The results showed that the MLP could identify patients who were more likely to benefit from anti-CD20 antibodies or laquinimod compared to placebo. The average treatment effect was larger for the 50% and 30% of patients predicted to be most responsive by the MLP than for the entire group. For example, for anti-CD20 antibodies, the hazard ratio (HR) for disability progression was 0.492 (95% confidence interval [CI], 0.266-0.912; p = 0.0218) for the top 50% and 0.361 (95% CI, 0.165-0.79; p = 0.008) for the top 30%, compared to 0.743 (95% CI, 0.482-1.15; p = 0.179) for the whole group.

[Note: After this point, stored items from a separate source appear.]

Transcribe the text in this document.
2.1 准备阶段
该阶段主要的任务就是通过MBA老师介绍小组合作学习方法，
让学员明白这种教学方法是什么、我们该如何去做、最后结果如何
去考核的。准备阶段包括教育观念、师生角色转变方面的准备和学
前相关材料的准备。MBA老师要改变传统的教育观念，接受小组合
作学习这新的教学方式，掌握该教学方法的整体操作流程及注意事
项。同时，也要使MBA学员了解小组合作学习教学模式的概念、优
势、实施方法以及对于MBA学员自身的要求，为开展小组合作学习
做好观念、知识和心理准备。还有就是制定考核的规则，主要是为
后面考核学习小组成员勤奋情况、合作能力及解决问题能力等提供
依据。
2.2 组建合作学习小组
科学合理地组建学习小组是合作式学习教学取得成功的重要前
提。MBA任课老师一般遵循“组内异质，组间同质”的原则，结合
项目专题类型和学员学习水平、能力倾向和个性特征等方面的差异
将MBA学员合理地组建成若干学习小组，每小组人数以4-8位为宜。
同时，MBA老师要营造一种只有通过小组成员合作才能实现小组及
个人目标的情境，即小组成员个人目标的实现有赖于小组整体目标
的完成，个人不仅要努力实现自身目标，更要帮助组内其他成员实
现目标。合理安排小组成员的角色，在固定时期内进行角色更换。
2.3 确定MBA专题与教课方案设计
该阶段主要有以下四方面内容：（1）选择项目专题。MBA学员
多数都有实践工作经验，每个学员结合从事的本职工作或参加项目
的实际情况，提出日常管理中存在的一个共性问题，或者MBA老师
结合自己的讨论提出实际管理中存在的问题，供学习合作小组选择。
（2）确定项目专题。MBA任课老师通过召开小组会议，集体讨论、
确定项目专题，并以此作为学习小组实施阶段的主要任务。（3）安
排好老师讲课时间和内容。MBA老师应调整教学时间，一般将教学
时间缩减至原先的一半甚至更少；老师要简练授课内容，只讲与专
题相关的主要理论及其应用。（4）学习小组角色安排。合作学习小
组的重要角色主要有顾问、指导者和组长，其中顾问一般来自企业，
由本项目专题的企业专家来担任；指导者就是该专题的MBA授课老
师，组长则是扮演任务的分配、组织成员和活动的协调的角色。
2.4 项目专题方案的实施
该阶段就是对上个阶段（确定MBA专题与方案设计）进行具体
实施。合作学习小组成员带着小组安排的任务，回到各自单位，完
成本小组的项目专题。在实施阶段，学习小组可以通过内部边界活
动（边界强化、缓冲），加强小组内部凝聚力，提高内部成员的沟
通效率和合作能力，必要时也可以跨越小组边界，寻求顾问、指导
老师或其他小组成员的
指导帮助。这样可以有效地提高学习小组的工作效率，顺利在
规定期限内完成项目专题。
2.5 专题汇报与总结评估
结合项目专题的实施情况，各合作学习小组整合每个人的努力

The researchers also showed that using the MLP for predictive enrichment could increase the statistical power of clinical trials by preferentially randomizing patients who were more likely to respond to treatment. This could enable shorter and smaller proof-of-concept trials with disability progression as an endpoint, which could accelerate drug development and reduce costs.
The study, published in Nature Communications on September 26th, 2022 1, is the first to use deep learning to estimate individual treatment effect on disability progression in MS using baseline features. The authors acknowledge some limitations of their method, such as the need for validation in prospective studies, the dependence on data availability and quality, and the potential ethical and regulatory implications of predictive enrichment. However, they also highlight the potential benefits of their approach for personalized medicine and precision neurology in MS and other neurological diseases.